Dr. Sanz will also discuss how this knowledge can be used to understand the limitations of current therapies and to inform the development of new strategies targeting the B cell and plasma cell compartments, including new agents for the treatment of myeloma that may have relevance for autoimmunity—small molecule inhibitors, such as Btk targeting and cell-based therapies including CART cells.
“We are learning more and more about how different patients may be different in terms of what type of B cells and plasma cells contribute to their disease in particular, as well as patients whose disease may not be triggered or induced by B cell or plasma cell malfunction,” Dr. Sanz said. “As we are able to recognize more populations of B cells and plasma cells that contribute to disease, we can use our molecular understanding of those B cell and plasma cell populations to develop better therapies to target them.”

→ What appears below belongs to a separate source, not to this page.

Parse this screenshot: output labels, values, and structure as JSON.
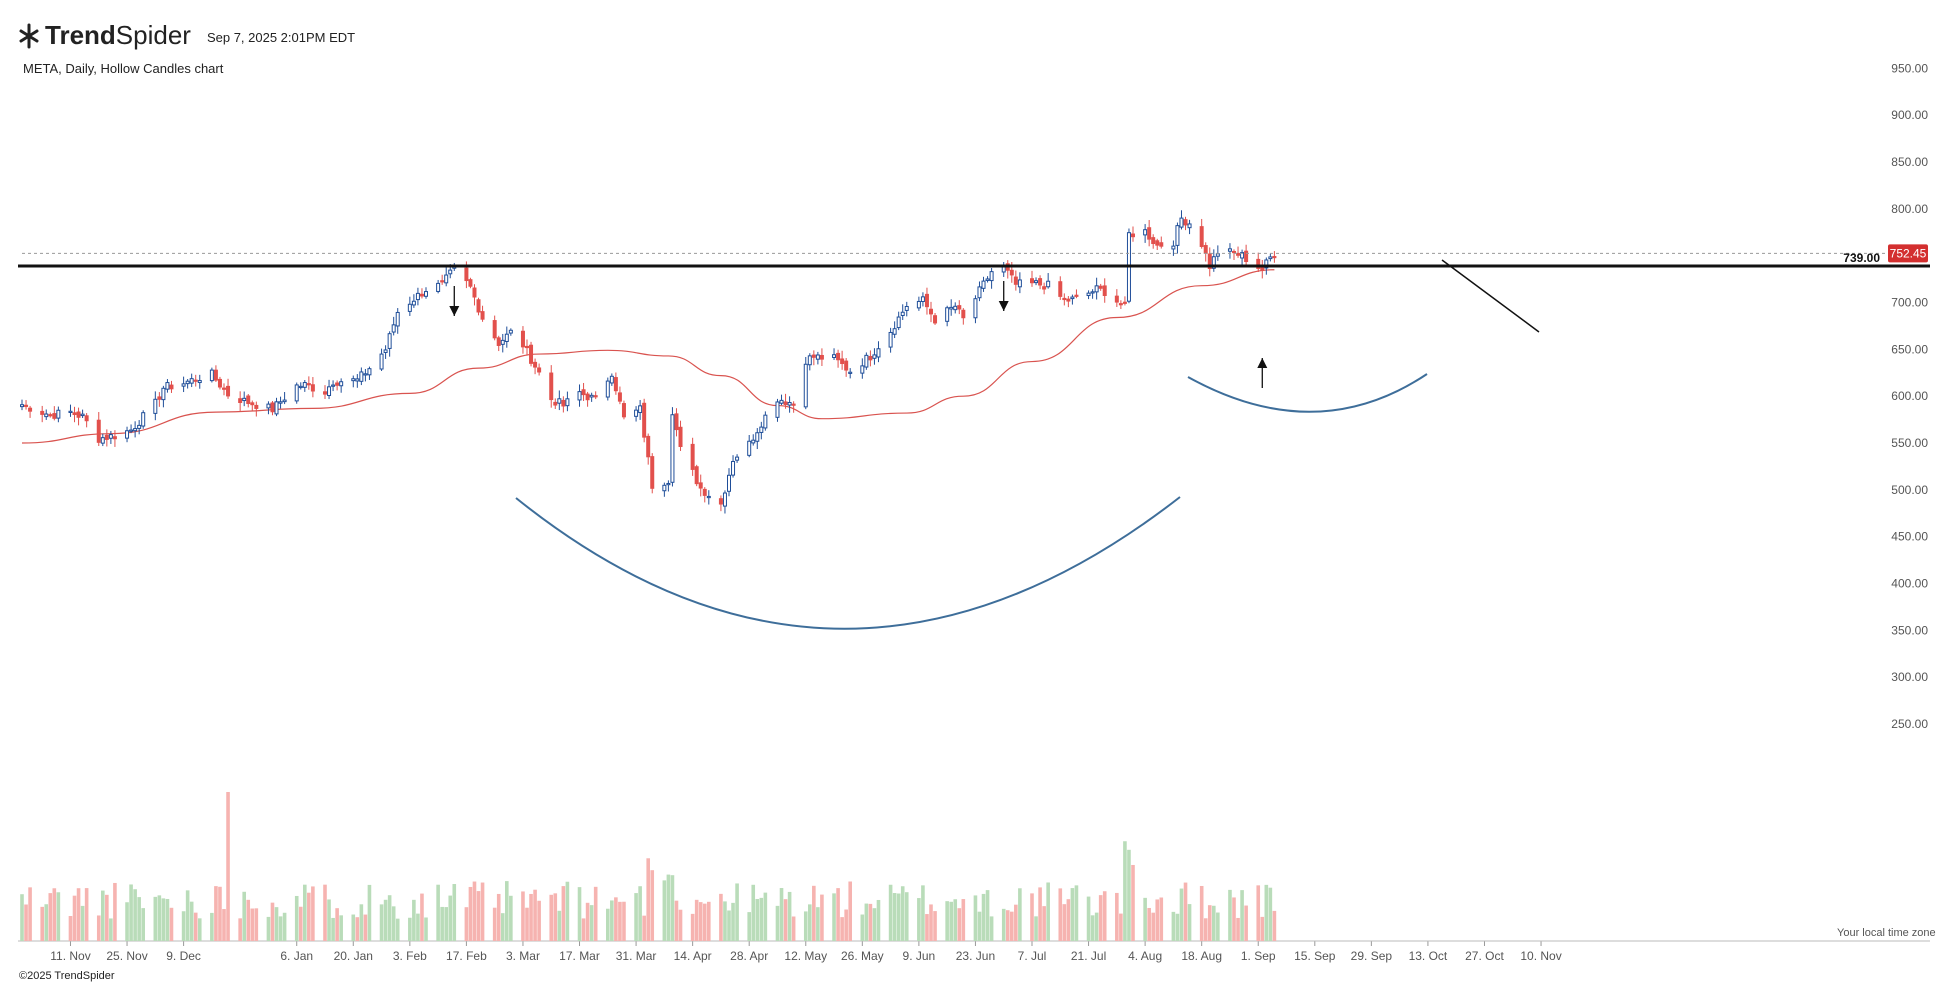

The second session, Immunology Update – Mechanisms & Effects of Selective JAK Inhibitors, will be held from 7:30 – 8:30 am Monday in Room W375c. During this session, John J. O’Shea, MD, will discuss the functions of JAKs in cytokine signaling, outline the selective actions of specific JAK/STAT pathways for key immune cytokines, describe the predicted benefits and side effects of selectively inhibiting specific JAK pathways, and discuss new ways to target JAKs, including topical and non-absorbable JAK inhibitors and targeting the pseudokinase domain.

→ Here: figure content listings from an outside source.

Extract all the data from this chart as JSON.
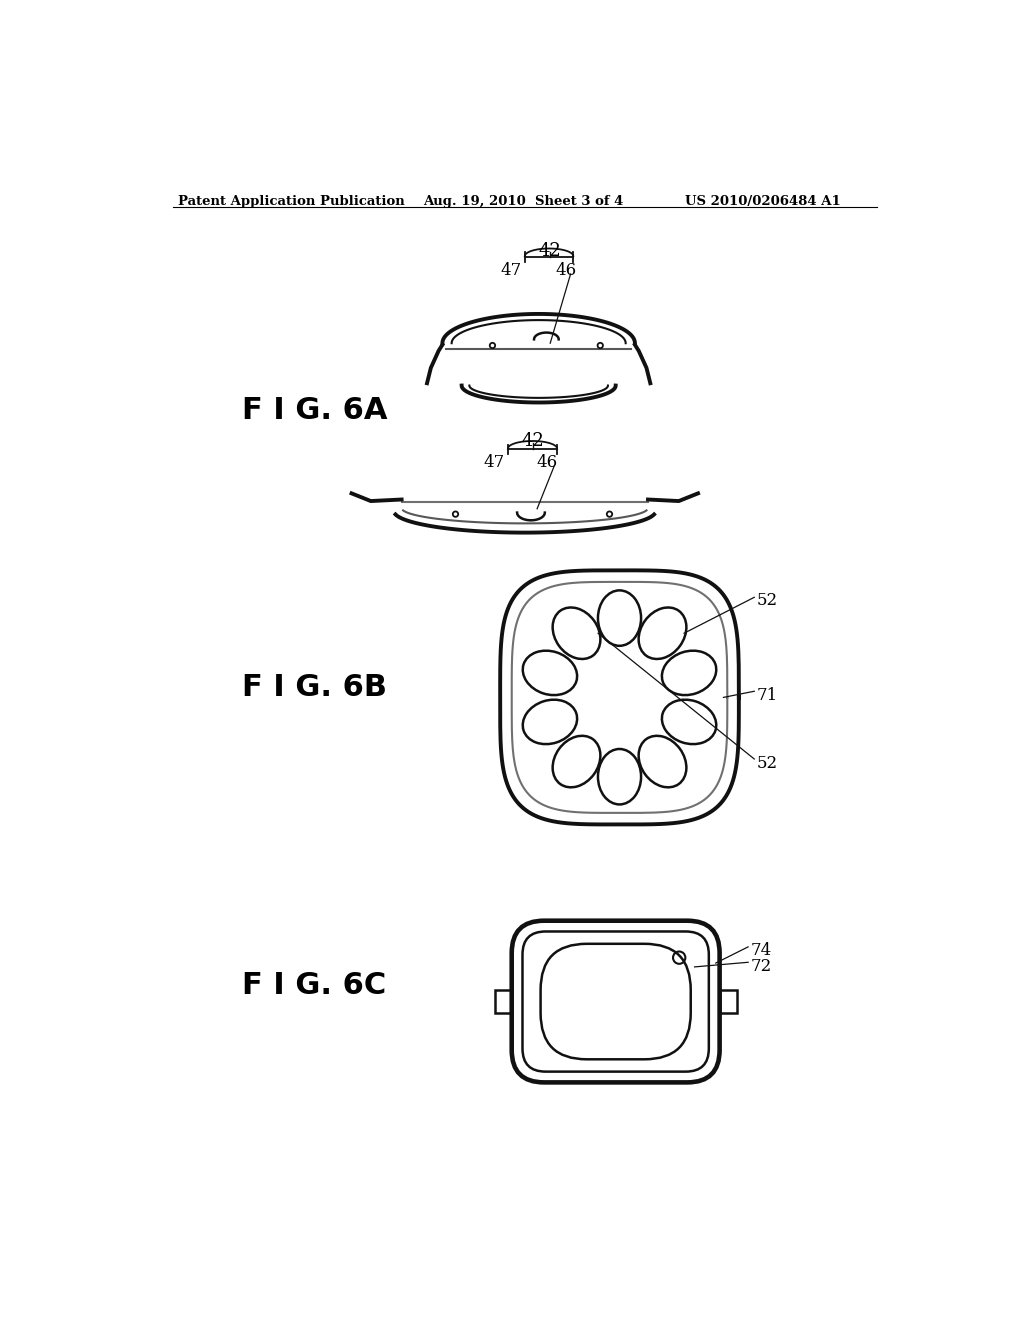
{
  "bg_color": "#ffffff",
  "header_left": "Patent Application Publication",
  "header_center": "Aug. 19, 2010  Sheet 3 of 4",
  "header_right": "US 2010/0206484 A1",
  "fig6a_label": "F I G. 6A",
  "fig6b_label": "F I G. 6B",
  "fig6c_label": "F I G. 6C",
  "lw_main": 1.8,
  "lw_thick": 2.8,
  "color_line": "#111111"
}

Dr. O’Shea is Scientific Director and Chief of the Molecular Immunology and Inflammation Branch at the National Institute of Arthritis and Musculoskeletal and Skin Diseases at the National Institutes of Health in Bethesda, MD.
This week’s final related session, Immunology Update – IL-17: From Discovery to Target, will be held Tuesday, from 9:00 – 10:00 am, in Room S100bc. During this session, Pierre Miossec, MD, PhD, Professor of Clinical Immunology at the Claude Bernard University in Lyon, France, will review the biology of IL-17 and the targeting of this cytokine in diseases such as psoriasis, psoriatic arthritis, and spondyloarthritis.
Dr. Miossec was the first to identify the pro-inflammatory and destructive properties of IL-17. He further showed that combining IL-17 and TNF inhibition was more potent—the basis for numerous therapies targeting IL-17 and which led to approval of the first anti-IL-17 antibody in 2015.
“Recent and ongoing research results continue to contribute to our understanding of the systemic effects of IL-17, such as its procoagulant effect on endothelial cells, the amplification of liver response, and muscle dysfunction in chronic inflammation,” Dr. Miossec said. “Research in this area is being translated into the development of inhibitors of IL-17. Today, three monoclonal antibodies targeting IL-17 and its receptor are on the market for skin and arthritis conditions. Other options are in development to target other members of the IL-17 family and molecules involved in Th17 development.”